Consortium - The ROS-Industrial Consortium is one step closer. We have put some preliminary information out of the web (http://www.swri.org/4org/d10/msd/automation/ros-industrial-consortium.htm) and have created a video ( http://www.youtube.com/watch?v=h54YzGIZFt4 ). We are very excited for this opportunity to expand the support for ROS-Industrial. Feel free to share this information with anybody you think might have interest.

Twitter - We’ve created a twitter account for ROS-Industrial: http://twitter.com/rosindustrial Follow us for status updates. We will be posting videos, articles, and other information as it becomes available.

Freetail Program - We have talked to several companies that have identified “bin picking" or “kitting" as opportunities of interest. As a result, we have approved another round of funding for refining and impoving pick and place capability. The software developed under this program (code named Freetail) will be released open source ( http://code.google.com/p/swri-ros-pkg/source/browse/#svn%2Ftrunk%2Ffreetail ). We are actively looking for commercial partners and others to assist in this research.

Mini-Project List - I have updated the mini project list on the google code wiki (http://ros.org/wiki/Industrial/Roadmap/ ). I would like to invite you guys to give us feedback on the list. Additions are also welcome. This list will be included as potential projects for funding by the Consortium once it is funded. If you have a particular need or project idea, this might be a possible way to get it developed.

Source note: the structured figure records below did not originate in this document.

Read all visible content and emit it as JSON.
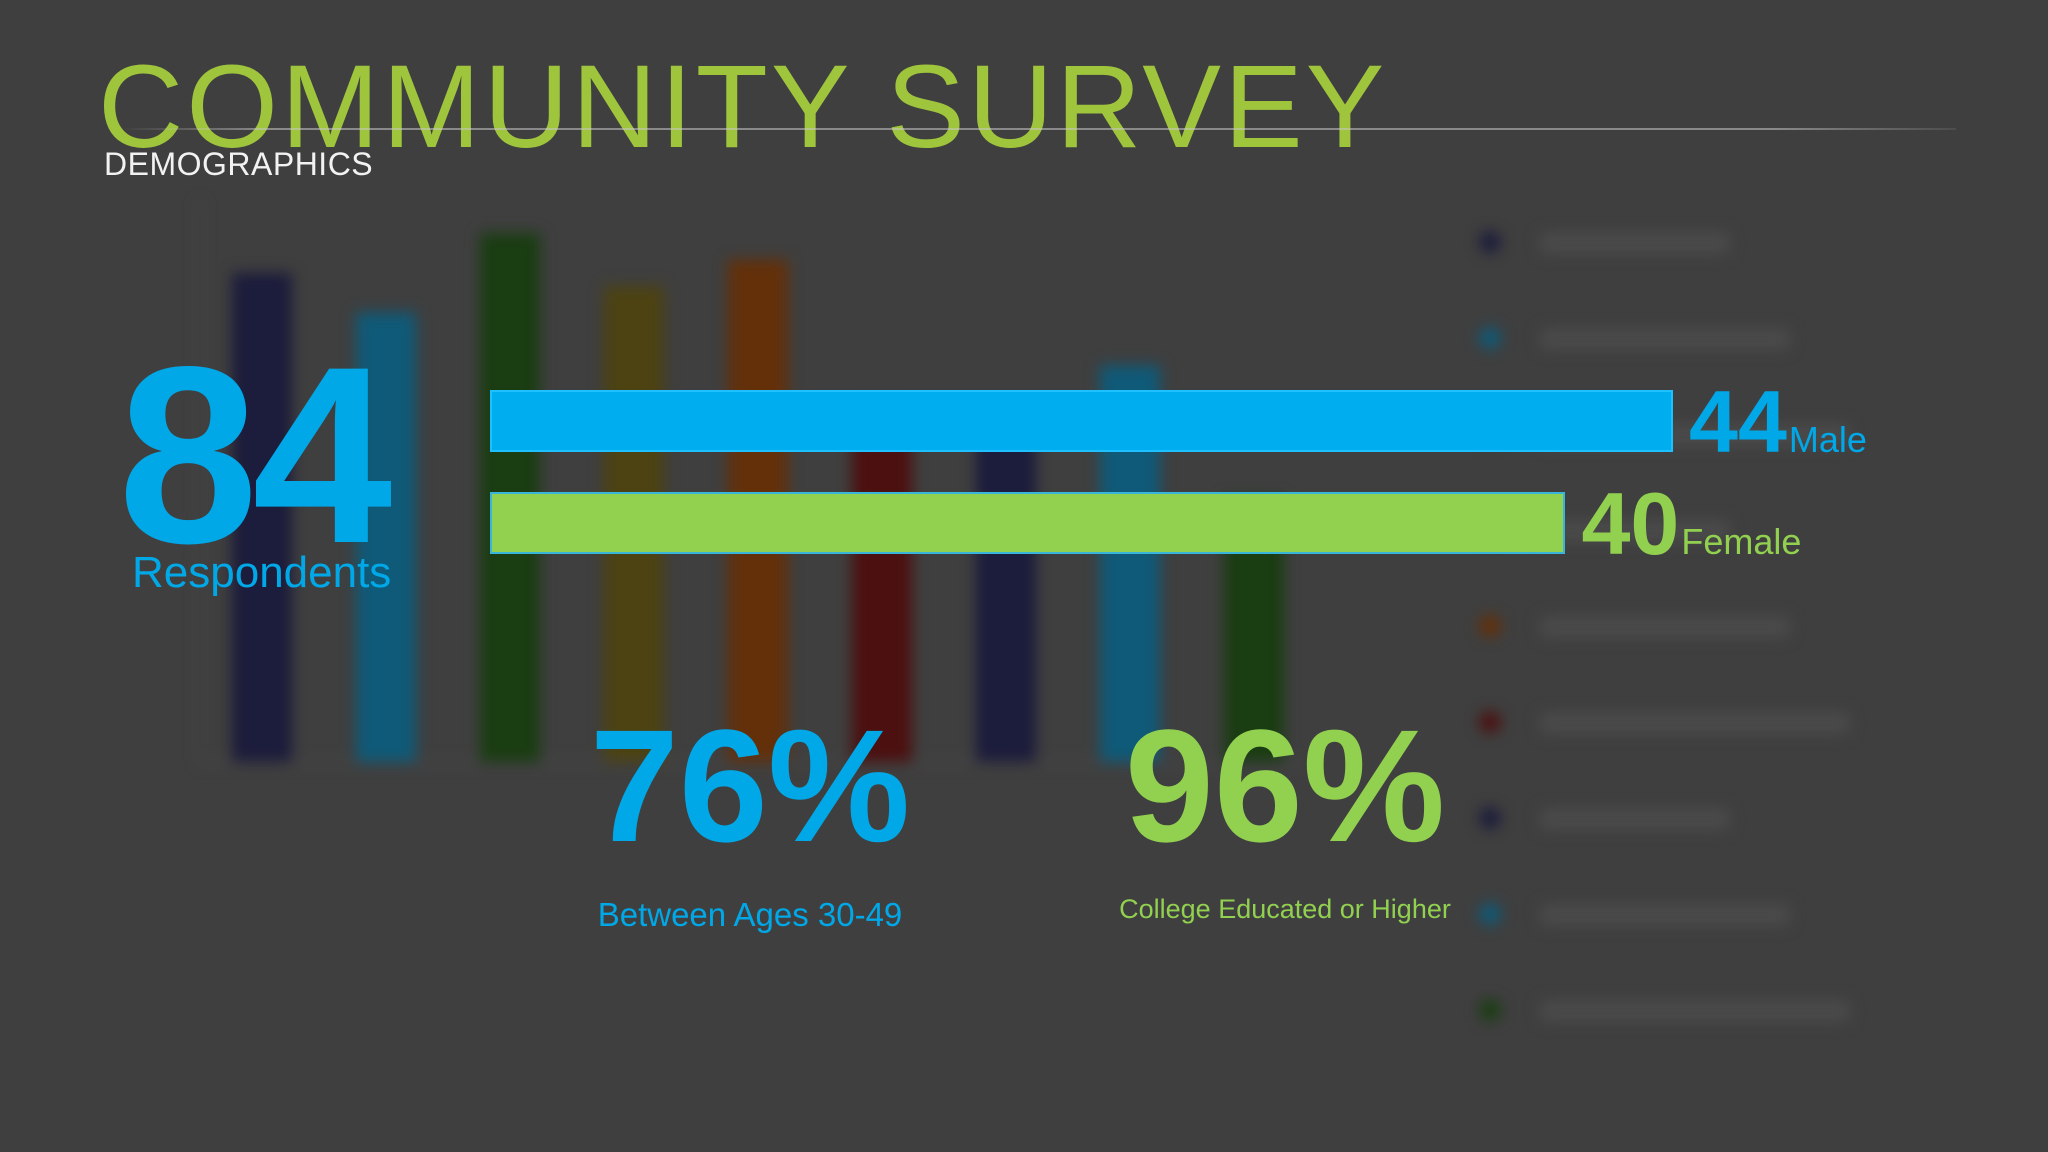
{
  "slide": {
    "title": "COMMUNITY SURVEY",
    "subtitle": "DEMOGRAPHICS"
  },
  "respondents": {
    "value": "84",
    "label": "Respondents"
  },
  "stats": {
    "age": {
      "value": "76%",
      "label": "Between Ages 30-49"
    },
    "education": {
      "value": "96%",
      "label": "College Educated or Higher"
    }
  },
  "colors": {
    "blue": "#00a8e8",
    "green": "#92d050",
    "title_green": "#9fc53d",
    "background": "#3f3f3f"
  },
  "chart_data": [
    {
      "type": "bar",
      "orientation": "horizontal",
      "categories": [
        "Male",
        "Female"
      ],
      "values": [
        44,
        40
      ],
      "value_labels": [
        "44",
        "40"
      ],
      "colors": [
        "#00adee",
        "#92d050"
      ],
      "xlim": [
        0,
        48.6
      ],
      "grid": false
    },
    {
      "type": "bar",
      "note_visible": "blurred background chart (illegible)",
      "series": [
        {
          "values": [
            74,
            68,
            80,
            72,
            76,
            54,
            50,
            60,
            40
          ]
        }
      ],
      "colors": [
        "#1c1c3c",
        "#0f5a78",
        "#1a3d12",
        "#4c4212",
        "#63300a",
        "#4c1010",
        "#1c1c3c",
        "#0f5a78",
        "#1a3d12"
      ],
      "ylim": [
        0,
        85
      ],
      "grid": false
    }
  ]
}
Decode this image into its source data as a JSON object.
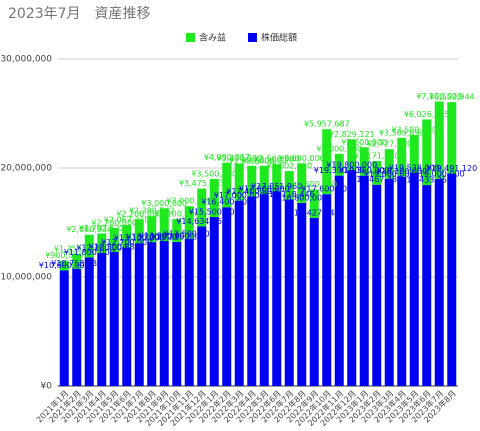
{
  "chart_data": {
    "type": "stacked_bar",
    "title": "2023年7月　資産推移",
    "categories": [
      "2021年1月",
      "2021年2月",
      "2021年3月",
      "2021年4月",
      "2021年5月",
      "2021年6月",
      "2021年7月",
      "2021年8月",
      "2021年9月",
      "2021年10月",
      "2021年11月",
      "2021年12月",
      "2022年1月",
      "2022年2月",
      "2022年3月",
      "2022年4月",
      "2022年5月",
      "2022年6月",
      "2022年7月",
      "2022年8月",
      "2022年9月",
      "2022年10月",
      "2022年11月",
      "2022年12月",
      "2023年1月",
      "2023年2月",
      "2023年3月",
      "2023年4月",
      "2023年5月",
      "2023年6月",
      "2023年7月",
      "2023年8月"
    ],
    "series": [
      {
        "name": "含み益",
        "color": "#1ee81e",
        "values": [
          900000,
          1355616,
          2080834,
          1792822,
          2200000,
          2067310,
          2200000,
          2380542,
          3000000,
          2100000,
          3000000,
          3475063,
          3500000,
          4090337,
          3400000,
          2800000,
          2600000,
          2500000,
          2602250,
          3600000,
          2600000,
          5957687,
          2000000,
          2829121,
          2600000,
          2171020,
          2727790,
          3569893,
          3500000,
          6026555,
          7100000,
          6552944
        ],
        "value_labels": [
          "¥900,000",
          "¥1,355,616",
          "¥2,080,834",
          "¥1,792,822",
          "¥2,200,000",
          "¥2,067,310",
          "¥2,200,000",
          "¥2,380,542",
          "¥3,000,000",
          "¥2,100,000",
          "¥3,000,000",
          "¥3,475,063",
          "¥3,500,000",
          "¥4,090,337",
          "¥3,400,000",
          "¥2,800,000",
          "¥2,600,000",
          "¥2,500,000",
          "¥2,602,250",
          "¥3,600,000",
          "¥2,600,000",
          "¥5,957,687",
          "¥2,000,000",
          "¥2,829,121",
          "¥2,600,000",
          "¥2,171,020",
          "¥2,727,790",
          "¥3,569,893",
          "¥3,500,000",
          "¥6,026,555",
          "¥7,100,000",
          "¥6,552,944"
        ]
      },
      {
        "name": "株価総額",
        "color": "#0000f0",
        "values": [
          10600000,
          10758937,
          11800000,
          12200000,
          12300888,
          12700000,
          13100000,
          13200000,
          13300000,
          13215884,
          13500000,
          14634556,
          15500000,
          16400000,
          17000000,
          17400000,
          17600000,
          17851960,
          17118446,
          16800000,
          15427440,
          17600000,
          19300000,
          19800000,
          19300000,
          18467483,
          19000000,
          19200000,
          19538000,
          18433257,
          19000000,
          19491120
        ],
        "value_labels": [
          "¥10,600,000",
          "¥10,758,937",
          "¥11,800,000",
          "¥12,200,000",
          "¥12,300,888",
          "¥12,700,000",
          "¥13,100,000",
          "¥13,200,000",
          "¥13,300,000",
          "¥13,215,884",
          "¥13,500,000",
          "¥14,634,556",
          "¥15,500,000",
          "¥16,400,000",
          "¥17,000,000",
          "¥17,400,000",
          "¥17,600,000",
          "¥17,851,960",
          "¥17,118,446",
          "¥16,800,000",
          "¥15,427,440",
          "¥17,600,000",
          "¥19,300,000",
          "¥19,800,000",
          "¥19,300,000",
          "¥18,467,483",
          "¥19,000,000",
          "¥19,200,000",
          "¥19,538,000",
          "¥18,433,257",
          "¥19,000,000",
          "¥19,491,120"
        ]
      }
    ],
    "ylim": [
      0,
      30000000
    ],
    "yticks": [
      {
        "value": 0,
        "label": "¥0"
      },
      {
        "value": 10000000,
        "label": "¥10,000,000"
      },
      {
        "value": 20000000,
        "label": "¥20,000,000"
      },
      {
        "value": 30000000,
        "label": "¥30,000,000"
      }
    ],
    "grid": true,
    "legend": "top"
  }
}
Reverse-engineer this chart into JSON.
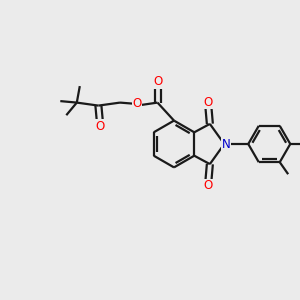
{
  "background_color": "#ebebeb",
  "bond_color": "#1a1a1a",
  "oxygen_color": "#ff0000",
  "nitrogen_color": "#0000cc",
  "line_width": 1.6,
  "double_sep": 0.1,
  "font_size": 8.5,
  "fig_width": 3.0,
  "fig_height": 3.0,
  "dpi": 100,
  "xlim": [
    0,
    10
  ],
  "ylim": [
    0,
    10
  ]
}
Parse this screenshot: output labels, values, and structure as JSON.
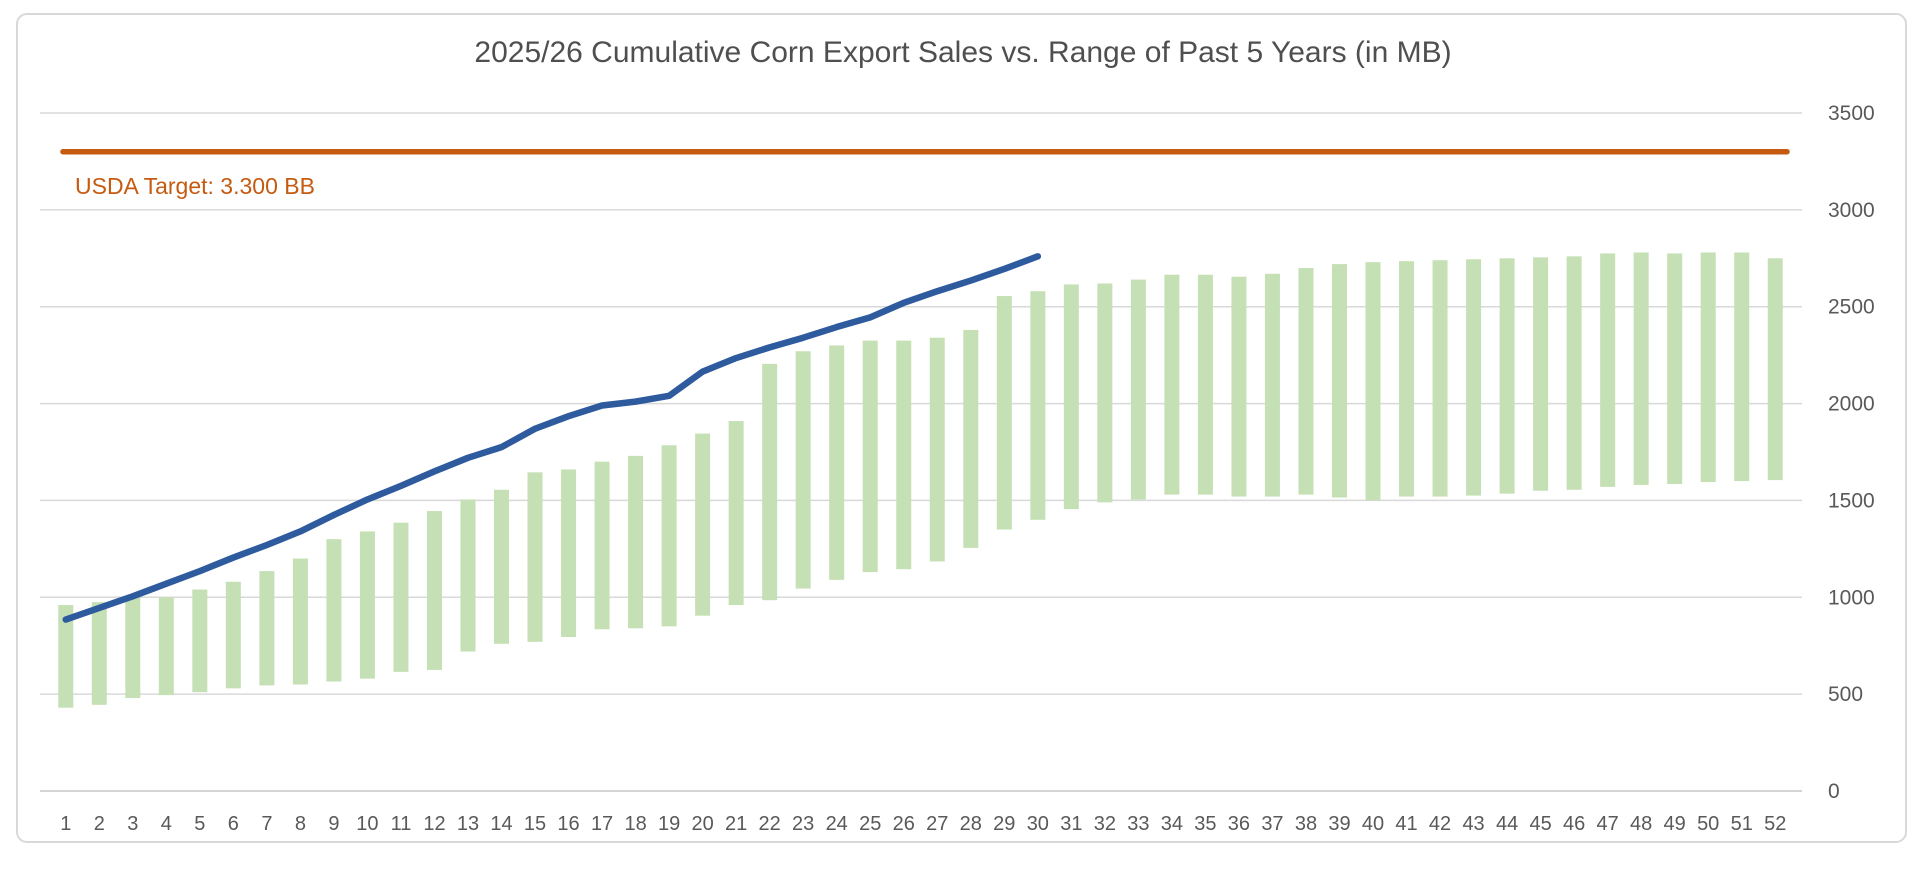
{
  "chart_data": {
    "type": "combo",
    "title": "2025/26 Cumulative Corn Export Sales vs. Range of Past 5 Years (in MB)",
    "xlabel": "",
    "ylabel": "",
    "categories": [
      1,
      2,
      3,
      4,
      5,
      6,
      7,
      8,
      9,
      10,
      11,
      12,
      13,
      14,
      15,
      16,
      17,
      18,
      19,
      20,
      21,
      22,
      23,
      24,
      25,
      26,
      27,
      28,
      29,
      30,
      31,
      32,
      33,
      34,
      35,
      36,
      37,
      38,
      39,
      40,
      41,
      42,
      43,
      44,
      45,
      46,
      47,
      48,
      49,
      50,
      51,
      52
    ],
    "y_ticks": [
      0,
      500,
      1000,
      1500,
      2000,
      2500,
      3000,
      3500
    ],
    "ylim": [
      0,
      3500
    ],
    "grid": true,
    "legend_position": "none",
    "y_axis_side": "right",
    "series": [
      {
        "name": "Range of Past 5 Years",
        "type": "floating_bar",
        "color": "#C5E0B4",
        "low": [
          430,
          445,
          480,
          495,
          510,
          530,
          545,
          550,
          565,
          580,
          615,
          625,
          720,
          760,
          770,
          795,
          835,
          840,
          850,
          905,
          960,
          985,
          1045,
          1090,
          1130,
          1145,
          1185,
          1255,
          1350,
          1400,
          1455,
          1490,
          1505,
          1530,
          1530,
          1520,
          1520,
          1530,
          1515,
          1500,
          1520,
          1520,
          1525,
          1535,
          1550,
          1555,
          1570,
          1580,
          1585,
          1595,
          1600,
          1605
        ],
        "high": [
          960,
          975,
          1000,
          1000,
          1040,
          1080,
          1135,
          1200,
          1300,
          1340,
          1385,
          1445,
          1505,
          1555,
          1645,
          1660,
          1700,
          1730,
          1785,
          1845,
          1910,
          2205,
          2270,
          2300,
          2325,
          2325,
          2340,
          2380,
          2555,
          2580,
          2615,
          2620,
          2640,
          2665,
          2665,
          2655,
          2670,
          2700,
          2720,
          2730,
          2735,
          2740,
          2745,
          2750,
          2755,
          2760,
          2775,
          2780,
          2775,
          2780,
          2780,
          2750
        ]
      },
      {
        "name": "2025/26 Cumulative Export Sales",
        "type": "line",
        "color": "#2E5A9E",
        "start_week": 1,
        "values": [
          885,
          945,
          1005,
          1070,
          1135,
          1205,
          1270,
          1340,
          1425,
          1505,
          1575,
          1650,
          1720,
          1775,
          1870,
          1935,
          1990,
          2010,
          2040,
          2165,
          2235,
          2290,
          2340,
          2395,
          2445,
          2520,
          2580,
          2635,
          2695,
          2760
        ]
      },
      {
        "name": "USDA Target",
        "type": "reference_line",
        "color": "#C55A11",
        "value": 3300,
        "label": "USDA Target: 3.300 BB"
      }
    ]
  },
  "colors": {
    "background": "#FFFFFF",
    "border": "#D9D9D9",
    "gridline": "#D9D9D9",
    "zero_line": "#C6C6C6",
    "axis_text": "#595959",
    "title_text": "#4F4F4F",
    "bar": "#C5E0B4",
    "line": "#2E5A9E",
    "target": "#C55A11"
  }
}
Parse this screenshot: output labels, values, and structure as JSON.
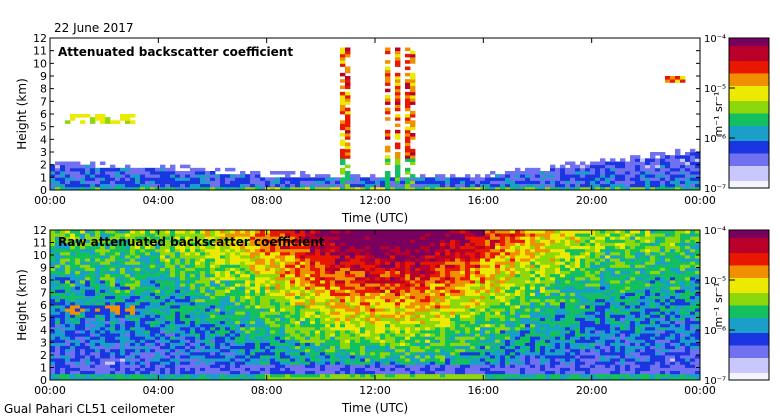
{
  "date_label": "22 June 2017",
  "footer": "Gual Pahari CL51 ceilometer",
  "colors": {
    "scale": [
      "#f4f4ff",
      "#c8c8ff",
      "#7070f0",
      "#1a36e0",
      "#1aa0c8",
      "#12c060",
      "#8cd80a",
      "#ecea00",
      "#f09000",
      "#e81800",
      "#b8002a",
      "#7a0060"
    ]
  },
  "chart_data": [
    {
      "type": "heatmap",
      "title": "Attenuated backscatter coefficient",
      "xlabel": "Time (UTC)",
      "ylabel": "Height (km)",
      "x_ticks": [
        "00:00",
        "04:00",
        "08:00",
        "12:00",
        "16:00",
        "20:00",
        "00:00"
      ],
      "xlim_hours": [
        0,
        24
      ],
      "y_ticks": [
        "0",
        "1",
        "2",
        "3",
        "4",
        "5",
        "6",
        "7",
        "8",
        "9",
        "10",
        "11",
        "12"
      ],
      "ylim_km": [
        0,
        12
      ],
      "colorbar": {
        "unit": "m⁻¹ sr⁻¹",
        "ticks": [
          "10⁻⁴",
          "10⁻⁵",
          "10⁻⁶",
          "10⁻⁷"
        ],
        "log_range": [
          -7,
          -4
        ],
        "scale": "log"
      },
      "features": {
        "boundary_layer_top_km": [
          [
            0,
            2.0
          ],
          [
            4,
            1.7
          ],
          [
            8,
            1.1
          ],
          [
            12,
            0.9
          ],
          [
            16,
            1.0
          ],
          [
            20,
            2.0
          ],
          [
            24,
            3.0
          ]
        ],
        "elevated_layer_km": {
          "time_hours": [
            0.6,
            3.2
          ],
          "height_km": [
            5.2,
            5.9
          ]
        },
        "high_cloud_km": {
          "time_hours": [
            22.7,
            23.5
          ],
          "height_km": 8.7
        },
        "convective_plumes_time_hours": [
          10.9,
          12.4,
          12.8,
          13.3
        ]
      }
    },
    {
      "type": "heatmap",
      "title": "Raw attenuated backscatter coefficient",
      "xlabel": "Time (UTC)",
      "ylabel": "Height (km)",
      "x_ticks": [
        "00:00",
        "04:00",
        "08:00",
        "12:00",
        "16:00",
        "20:00",
        "00:00"
      ],
      "xlim_hours": [
        0,
        24
      ],
      "y_ticks": [
        "0",
        "1",
        "2",
        "3",
        "4",
        "5",
        "6",
        "7",
        "8",
        "9",
        "10",
        "11",
        "12"
      ],
      "ylim_km": [
        0,
        12
      ],
      "colorbar": {
        "unit": "m⁻¹ sr⁻¹",
        "ticks": [
          "10⁻⁴",
          "10⁻⁵",
          "10⁻⁶",
          "10⁻⁷"
        ],
        "log_range": [
          -7,
          -4
        ],
        "scale": "log"
      },
      "features": {
        "noise_peak_time_hours": 12.5,
        "elevated_layer_km": {
          "time_hours": [
            0.6,
            3.2
          ],
          "height_km": [
            5.2,
            5.9
          ]
        }
      }
    }
  ]
}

Volunteer Opportunities - We are still feeling our way out on managing ROS-Industrial as an open source program. We truly believe that community involvement will be the key to it’s success. For those who might be interested, I would like to know if there are volunteers to create robot configurations for the various types of industrial robots. We have tutorials on the wiki. By simply generating these configuration files, we can give people the ability to test high level functions, such as path planning, using the Rviz visualization environment.